Functional Characterization of Cryptococcal Genes: Then and Now

Site-directed mutagenesis enables researchers to switch a gene of interest off for functional characterization of the gene. In the pathogenic yeasts, Cryptococcus neoformans and sister species C. deneoformans, this is almost exclusively achieved by introducing DNA into cells through either biolistic transformation or electroporation. The targeted gene is then disrupted by homologous recombination (HR) between the gene and the transforming DNA. Both techniques have downsides; biolistic transformation equipment is very expensive, limiting the use thereof to well-resourced laboratories, and HR occurs at extremely low frequencies in electroporated cryptococcal cells, making this method unappealing for gene targeting when not making use of additional modifications or methods to enhance HR in these cells. One approach to increase the frequency of HR in electroporated cryptococcal cells have recently been described. In this approach, CRISPR-Cas9 technology is utilized to form a double strand break in the targeted gene where after the occurrence of HR seems to be higher. The less expensive electroporation technique can therefore be used to deliver the CRISPR-Cas9 components into cells to disrupt a gene of interest, but only if the CRISPR components can be maintained for long enough in cells to enable their expression.
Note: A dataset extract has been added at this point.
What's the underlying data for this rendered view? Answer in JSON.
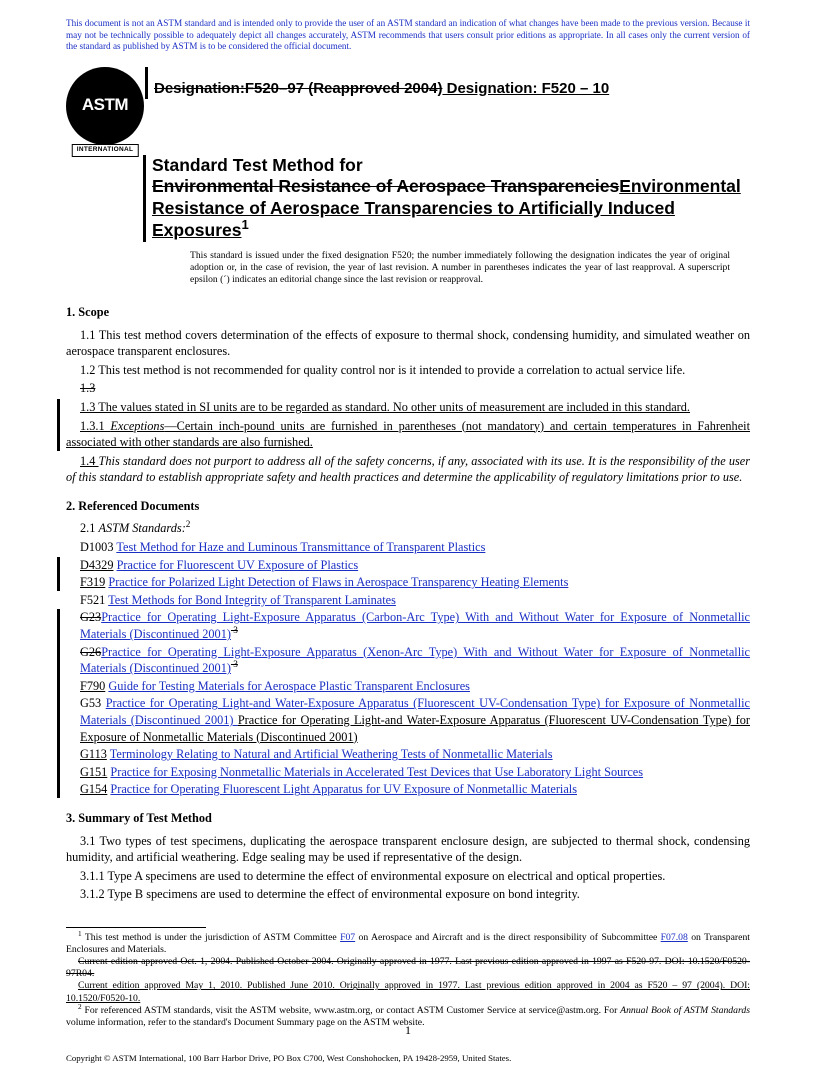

Maintenance of episomal DNA occurs readily in C. deneoformans, but only under certain conditions in C. neoformans. In addition, CRISPR-Cas9 allows for gene complementation in order to fulfill Falkow’s molecular Koch’s postulates and adds other novel methods for studying genes as well, such as the addition of a fluorophore to an inactive Cas9 enzyme to highlight the location of a gene in a chromosome. These developments add less expensive alternatives to current methods, which could lead to more research on this yeast in developing countries where cryptococcal infections are more prevalent and researchers have access to more clinical isolates.